Rey en su laberinto



El Rey sabía que no era fácil encontrar la ruta. Que la memoria es como un guiñapo olvidado en el fondo de un revuelto armario con el cual tropiezas el día de la limpieza. Sabía que si se metía en la ruta de los guijarros imaginarios de la memoria, ahí estaban los cuentos, los bares de muros encalados, las mujeres comprando tortilla a los críos y la eterna campana de hierro repicando a cada hora tres campanadas secas. “Estoy paseándome por dentro del cuento”, le confesó al bufón un día. Un cuento donde no era rey ni criado, y donde tenía un ridículo dosel hecho de alambre y pilas de papel de diario, una cascada artificial brotando de un muro cargado de pintadas, y una muchedumbre de mentiras, rutinas e indiferencias que, por cierto, no vienen a cuento.
Se guardó de añadir que le exasperaba echar de menos a la gente que amaba, y de tener que admitirlo. De ser duro, y de estar hasta las narices de explicar las razones por las cuales no creía que tuviera que dar una explicación. De ser amorosamente egoísta, y en ocasiones, de amar con avaricia, de no poder con ello, y de quererlo sólo por la alegría genésica de la piel, de ansiarla con pasión, de no quererla, de querer estar solo, deslumbrado, de restregarse en esa piel como un cachorro en una axila, temeroso, sofocado, soñando con niñas como medusas envueltas en algodón de azúcar; de obstinarse en ser impasible, insentimental, convulsivo: una presa de chacal. La estrella del trapecio. Un criado en el sillón del Rey. Alguien capaz de montar una fiesta fabulosa y estropearlo todo al momento siguiente, de escribir docenas de cartas que nunca serían enviadas, de leerlas y releerlas hasta el hartazgo, de hacerlas papilla, de machacarlas, de hacinarlas, de convertirlas en origamis.

El bufón suspiró. Estaba claro que el Rey era un asunto delicado, y quizá las palabras no tuvieran ningún sentido para él. Quizá su dolor fuera sólo una pantomima, una cacería disfrazada bajo la máscara del abatimiento. Quizá el dolor hubiera desaparecido, y sólo quedara la frágil osamenta de lo que en otro tiempo había sido un dolor verdadero, desintoxicado, y hasta saludable. Asimismo, el Rey llevaba tanto tiempo atascado en la herida que ya no la sentía.

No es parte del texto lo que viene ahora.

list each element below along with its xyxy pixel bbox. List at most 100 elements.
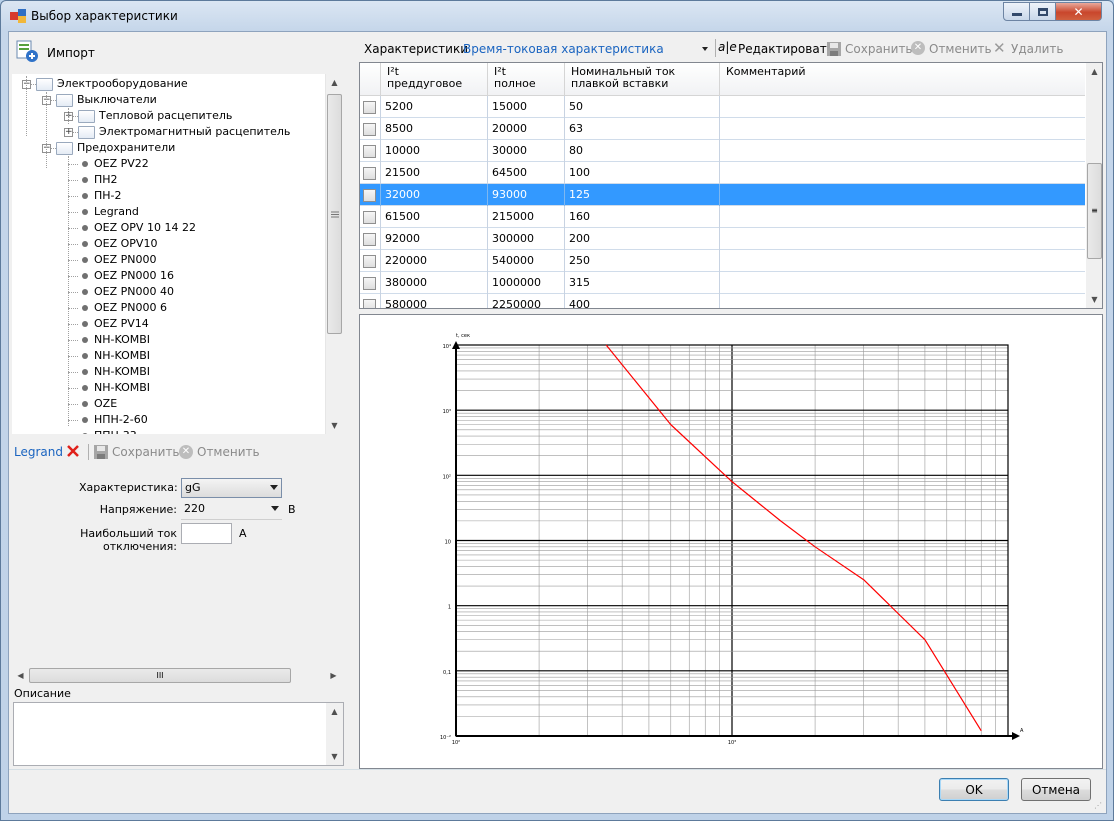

Durante años la había convertido en domicilio fijo, en el lugar de residencia adonde iban a buscarle los conocidos, y donde más tarde, le iría a buscar el mundo entero, ése que le saltaba encima como un gato salvaje, que le celebraba con ojos idiotas, con aullidos de alabanza, dispuesto a cotizar sus compulsiones al fabuloso precio de la insensatez, para encontrarle en la impronta de lo que alguna vez había sido una herida verdadera. En la callosidad que dejan los cortes profundos que ya no sangran, ni duelen.
El bufón también solía encontrarle allí, aletargado en una tumbona de lujo, con sus gatos y sus cobayas y sus cortinas de abalorios, inmóvil como un cromo, soltando opiniones en las que no creía y callando otras en las que sí, porque las opiniones -como los discursos y sus significados- habían dejado de importarle hacía mucho, y ya no le producían ninguna emoción. Sus emociones habían sido reemplazadas por necesidades urgentes. Sus urgencias, cubiertas por químicos. Sus amigos, reemplazados por artefactos. Así que últimamente sólo se quedaba muy quieto dejando que la prensa disparara contra él, respondía que sí a todo lo que había que responder que sí y respondía que no a todo lo que había que responder que no. Cuando quieres largarte todo te importa un carajo, y él ya había meditado todas las alternativas posibles descartando todas las que consideraba imposibles. ¿Qué hacer, pues?
Al principio, el bufón guardó silencio. Sabía que, ante el menor comentario, el Rey le hubiera respondido con el brutal escepticismo de quienes navegan en las oscuras bajamares de las almas viejas. No era como los otros, que eran pobres y siempre estaban solos. A él lo amaba medio planeta y tenía a su disposición todos los amaneceres del mundo. Era perfectamente conciente de su deficiencia, se mofaba de su propia fragilidad, y llevaba claro que sus limitaciones le dejaban una cierta grandeza. El resto, formaba parte del pasado, de otra vida. Una vida vivida por otro, y no por él.
Aún así y tras un largo silencio respetuoso, se atrevió a decir:
- Si vuesa Majestad me lo permite, este humilde servidor opina que, muchas veces, el éxito se opone a la fortuna.
La cabeza del bufón se exhibe hoy en día en el Museo de Historia del reino de Magog. La expresión de su rostro es la de un hombre afortunado.